Mesleksel astıma yol açan ajanların genellikle yüksek molekül ağırlıklı bileşikler olduğunun
altını çizen Uzm. Dr. Toprak, “Birkaç örnek verecek olursak; hayvan deri veya idrarı
proteinleri (hayvancılıkla uğraşanlar ve veterinerlerde), böcek proteinleri (böcekbilimci, tahıl
işçileri, laboratuvar çalışanları, uçuş ekibinde), suya geçebilen bitki proteinleri (tahılla
uğraşanlar, fırıncılar, tütün işçileri, kimyagerler), biyolojik enzimler (deterjan endüstrisi ve
ilaç imalatı çalışanlarında), lateks (sağlık çalışanlarında), zamk (matbaacılarda), düşük
molekül ağırlıklı bileşenler (plastik, dökümhane işleriyle uğraşanlarda, marangozlar,
elektronikçiler, kuaförlerde) sıklıkla mesleksel astıma yol açabilen ajanlardır” dedi.

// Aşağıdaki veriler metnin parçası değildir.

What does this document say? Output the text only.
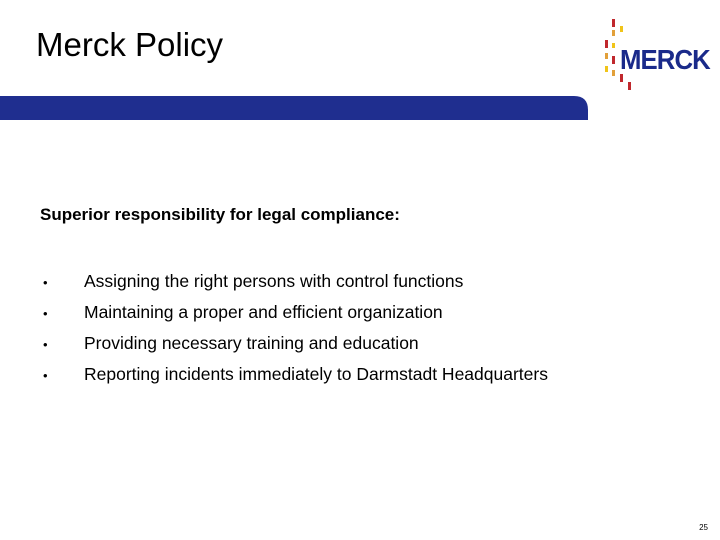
Merck Policy	MERCK

Superior responsibility for legal compliance:

•	Assigning the right persons with control functions
•	Maintaining a proper and efficient organization
•	Providing necessary training and education
•	Reporting incidents immediately to Darmstadt Headquarters
25
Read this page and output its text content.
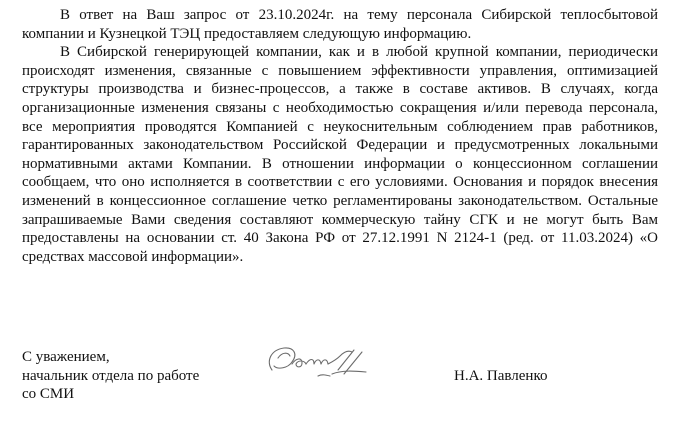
В ответ на Ваш запрос от 23.10.2024г. на тему персонала Сибирской теплосбытовой компании и Кузнецкой ТЭЦ предоставляем следующую информацию.

В Сибирской генерирующей компании, как и в любой крупной компании, периодически происходят изменения, связанные с повышением эффективности управления, оптимизацией структуры производства и бизнес-процессов, а также в составе активов. В случаях, когда организационные изменения связаны с необходимостью сокращения и/или перевода персонала, все мероприятия проводятся Компанией с неукоснительным соблюдением прав работников, гарантированных законодательством Российской Федерации и предусмотренных локальными нормативными актами Компании. В отношении информации о концессионном соглашении сообщаем, что оно исполняется в соответствии с его условиями. Основания и порядок внесения изменений в концессионное соглашение четко регламентированы законодательством. Остальные запрашиваемые Вами сведения составляют коммерческую тайну СГК и не могут быть Вам предоставлены на основании ст. 40 Закона РФ от 27.12.1991 N 2124-1 (ред. от 11.03.2024) «О средствах массовой информации».

С уважением,
начальник отдела по работе
со СМИ
Н.А. Павленко
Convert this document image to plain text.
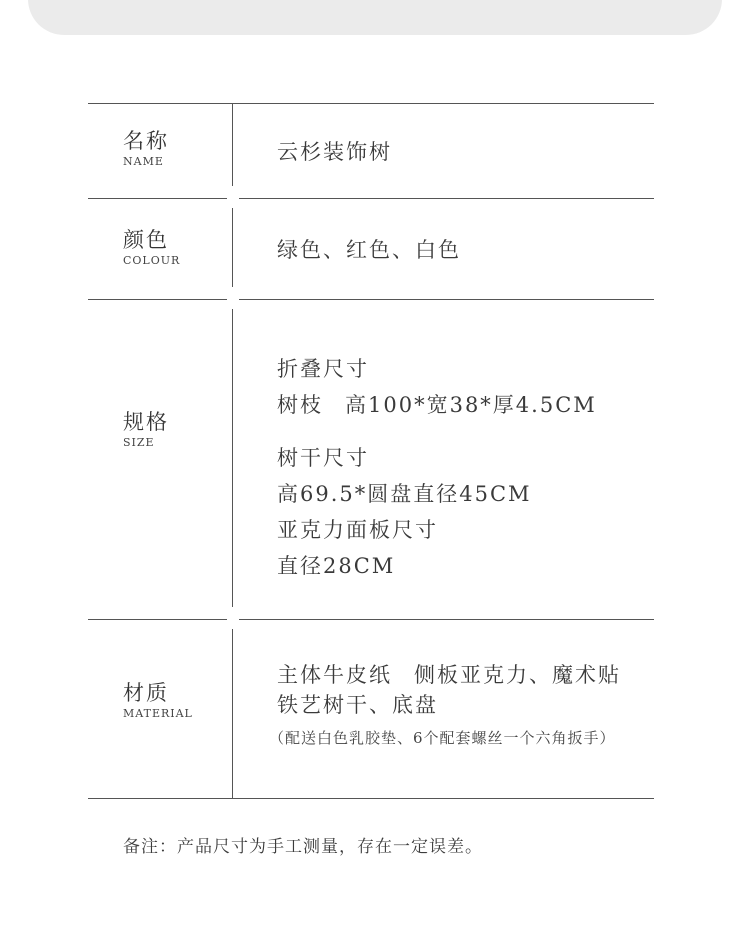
名称
NAME	云杉装饰树
颜色
COLOUR	绿色、红色、白色
规格
SIZE
折叠尺寸
树枝 高100*宽38*厚4.5CM
树干尺寸
高69.5*圆盘直径45CM
亚克力面板尺寸
直径28CM
材质
MATERIAL
主体牛皮纸 侧板亚克力、魔术贴
铁艺树干、底盘
（配送白色乳胶垫、6个配套螺丝一个六角扳手）
备注：产品尺寸为手工测量，存在一定误差。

“BULGULARDA NORMAL ASTIMDAN FARKI YOK”
Mesleksel astımın bulgularının normal astımdan farklı olmadığına vurgu yapan Uzm. Dr.
Toprak, “Doktor mesleksel astımdan yeteri kadar şüphelenmezse, hastalık bulgularını tedavi
edebilir fakat etken ajanı saptayamaz. Mesleki astımın iki formu bulunmakta. İlki etken ajanla
temastan hemen sonra şikâyetlerin başladığı erken formdur. Genellikle gaz ve dumanların
solunmasından hemen sonra nefes darlığı, gıcık öksürük ve hırıltılı solunum şeklini kendini
gösterir. İkincisi geç formdur. Buradaysa etken ajanla temastan aylar, yıllar sonra şikâyetler
yavaş ve ilerleyici şekilde ortaya çıkmakta. En sık görüleni geç formdur. Şüphelenilmezse
gelişen astımın meslekle ilişkili olduğu rahatlıkla gözden kaçar” diye konuştu.
“KORUYUCU ÖNLEMLER ALINMALI”
Astım tanısının meslekle ilişkili olduğunun gösterilmesinin çoğu zaman zor ve sıkıntılı bir
süreç olduğunu belirten Uzm. Dr. Toprak, “Kanda spesifik antikorların bakılması, iş ortamı ve
dış ortamlarda solunum fonksiyonlarının ölçülmesi, provakasyon testleriyle tanı
konulabilmekte. Mesleki astım tanısından sonra tedavide esas sorumlu ajandan uzaklaşmaktır.
Çünkü ilerleyen dönemlerde etken ajana çok az miktarda bile maruziyet ciddi astım ataklarına
yol açabilmektedir. Çoğu zaman kişileri meslek değiştirmeye ikna etmek zor olduğundan
koruyucu önlemler ön plana çıkmaktadır. Özel tip maske kullanımı, akciğer fonksiyonlarının
sık aralıklarla kontrol edilmesi önerilen yöntemlerdir. Normal astım tedavisi bu kişilere
mutlaka yapılmalıdır” ifadelerini kullandı.